Today I tried to explain to a foreign exchange student how the word “elicit” pertains to abstract things like thoughts, and questions, and ideas. Tried to explain how grammatically a doctor does not elicit tumors from a patient's chest cavity, though the word technically means “to draw out.” I didn’t know how to tell her she was writing poetry, not rhetoric, and it was beautiful if incorrect.

The moon elicits coyote speak. Elicits poetry. Elicits my head hanging heavy. Your voice elicits the heavy I carry like something aching and beloved. Your skillful hands. The tumor in my chest cavity. This is technically (grammatically) incorrect, though you draw it out of me like water from a deep well of longing, and this too feels cliche but in a beautiful way.

Yesterday I unpacked my heart and cried for the distance which quantifies itself in both miles and time. Tonight the moon elicits a feeling that is heavy like an idea, or my head, or the weight of you missing from my bed each night. And everything is easier than I had thought that everything would be. And everything is harder than I had guessed that everything would be, and I can not now imagine your real hands for they would somehow not be real. The calluses and scars I want to suckle like hard candy and savor the sweet fruits of their productivity.
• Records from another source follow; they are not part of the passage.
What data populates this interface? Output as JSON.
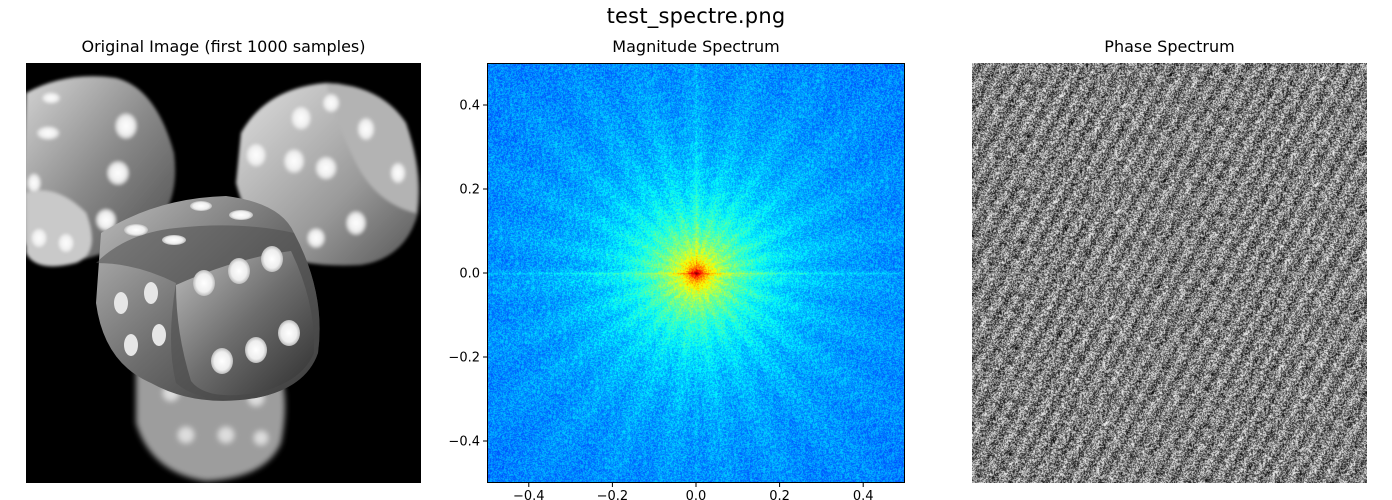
{
  "figure": {
    "suptitle": "test_spectre.png"
  },
  "chart_data": [
    {
      "type": "image",
      "title": "Original Image (first 1000 samples)",
      "description_colormap": "gray",
      "axes_visible": false
    },
    {
      "type": "heatmap",
      "title": "Magnitude Spectrum",
      "colormap": "jet",
      "xlim": [
        -0.5,
        0.5
      ],
      "ylim": [
        -0.5,
        0.5
      ],
      "xticks": [
        -0.4,
        -0.2,
        0.0,
        0.2,
        0.4
      ],
      "xtick_labels": [
        "−0.4",
        "−0.2",
        "0.0",
        "0.2",
        "0.4"
      ],
      "yticks": [
        0.4,
        0.2,
        0.0,
        -0.2,
        -0.4
      ],
      "ytick_labels": [
        "0.4",
        "0.2",
        "0.0",
        "−0.2",
        "−0.4"
      ],
      "peak": {
        "x": 0.0,
        "y": 0.0
      }
    },
    {
      "type": "heatmap",
      "title": "Phase Spectrum",
      "colormap": "gray",
      "axes_visible": false
    }
  ],
  "colors": {
    "jet_low": "#0000ff",
    "jet_mid": "#00ffcc",
    "jet_peak": "#ff0000",
    "axis": "#000000"
  }
}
Even in this land of perpetual sunshine, I crave your artificial blue skies and bathe myself in the warmth of your theoretical twinkling lights.

Tonight the moon hangs heavy and you are far away under that same heavy moon and I am missing you and somehow this is poetry.

When I am lonely, I drive and I listen to track nine and I sing along with the full-bodied voice of the unashamed saying Don’t let it get you and I. The it is the lonely, and the it is the heavy, and the it is everything ugly I could imagine unfurling in the one thousand miles between where my head hits a pillow heavy with the sleep that yours refuses. In my dreams my heart is nourishment between your teeth, putting energy into your bloodstream, and I still fear you end each day with an empty belly.

Tonight the moon is soft yellow flesh you could sink your perfect teeth into. My heart, the moon, your teeth, nourishment, and all of this is to say I love you. Even when the dark creeps into my fullness like a bruise. Even when I hang heavy like dirty laundry drying across one thousand feet of telephone line. Like the sound of a gunshot on thin air, violence so easily mistaken for celebration.

All of this is to say there are only three sleeps between my head and your pillow. That everything without you feels one-dimensional and cheap, like swallowing a wafer each Sunday with no belief in god, and I’m not sure you can appreciate that imagery but it is important to me. You are a salvation myth that I finally want to believe.

My poetry professor says The nouns that are used are yours to be stolen. I respond bullets, immortality, patience, sorrow. I respond honor, industry, paths, winter. The moon hangs heavy. This is to say I miss you.